Définition
Une discontinuité physique mesurable ou un espace à la marge entre une restauration ou prothèse dentaire et la dent ou les tissus de soutien adjacents qui compromet la continuité du joint ou de l'ajustement prévu.
Principe
Principe
La taille, la continuité et la localisation d'un écart marginal déterminent son importance clinique : des écarts plus grands ou continus favorisent la rétention de plaque, la dissolution du ciment et l'infiltration de fluides, augmentant le risque de microinfiltration, carie secondaire et irritation parodontale ; des petits écarts bien gérés peuvent être tolérés selon le site et les matériaux.
Démonstration
Démonstration
Scénario illustratif → Une marge de couronne présente une discontinuité visible au niveau de la jonction ciment‑émail lors d'un suivi. Reconnaissance : détection au sondage et suspicion radiographique. Action : le clinicien évalue la marge, répare ou refait la restauration pour rétablir l'intégrité marginale et traite tout impact biologique. Conséquence : des écarts non résolus peuvent entraîner lessivage du ciment, accumulation de plaque, caries marginales et inflammation gingivale au fil du temps.
Mauvaise application
Mauvaise application
Supposer que tout écart marginal détectable doit être immédiatement corrigé quel que soit le contexte clinique. L'erreur consiste à ignorer que l'acceptabilité clinique dépend de l'amplitude de l'écart, du site (supra‑ vs sous‑gingival), des facteurs de risque du patient et des propriétés des matériaux ; certaines discordances mineures peuvent être gérées par surveillance.
Conséquence
Conséquence
Les écarts marginaux non traités augmentent le risque de microinfiltration, perte de ciment, carie secondaire, échec de la prothèse et inflammation locale ; les décisions de prise en charge appropriées (réparation, refabrication ou maintenance) découlent de l'évaluation des caractéristiques de l'écart et des risques spécifiques du patient.
Inversion
Inversion
Dans certaines circonstances cliniques, les discordances marginales peuvent être rendues cliniquement acceptables par des propriétés matérielles (p. ex. ciments adaptatifs), la conception de la prothèse ou des stratégies de maintenance ; de même, un grand écart apparent en site supragingival à faible risque et accessible peut être surveillé sans intervention invasive, tandis qu'un petit écart sous‑gingival chez un patient parodontally compromis peut nécessiter une correction immédiate.
Limite
Limite
Dans : séparation physique détectable à l'interface restauration–dent ou prothèse–tissu qui interrompt le joint/ajustement prévu.
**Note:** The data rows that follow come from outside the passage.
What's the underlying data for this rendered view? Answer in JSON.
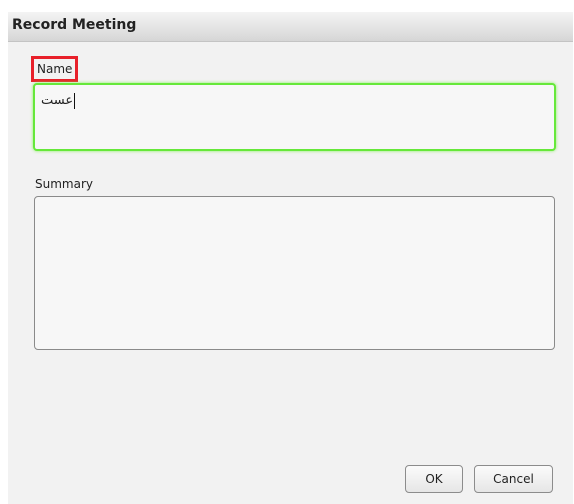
{
  "dialog": {
    "title": "Record Meeting"
  },
  "name_field": {
    "label": "Name",
    "value": "عست"
  },
  "summary_field": {
    "label": "Summary",
    "value": ""
  },
  "buttons": {
    "ok_label": "OK",
    "cancel_label": "Cancel"
  },
  "colors": {
    "focus_border": "#66e83a",
    "highlight_box": "#e8202a",
    "dialog_background": "#f2f2f2"
  }
}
Cas limite : coloration marginale sans espace ouvert mesurable — peut refléter une pénétration sans défaut géométrique mesurable. Hors : adhésion externe de plaque ou rugosité de surface sur une restauration qui ne franchit pas la marge ni n'interrompt le joint.
Tension sémantique
Tension sémantique
Tension avec la Microinfiltration : l'écart marginal est un descripteur géométrique d'ajustement, tandis que la microinfiltration est une mesure fonctionnelle d'échange ; un écart augmente la probabilité d'infiltration mais l'absence d'écart visible n'assure pas l'absence d'infiltration.
Synthèse
Synthèse
Considérer l'écart marginal comme un défaut géométrique dont l'importance clinique est conditionnelle : taille, localisation, matériaux et biologie du patient déterminent conjointement si l'écart entraîne un échec fonctionnel (microinfiltration, carie, inflammation) et donc s'il faut réparer ou surveiller.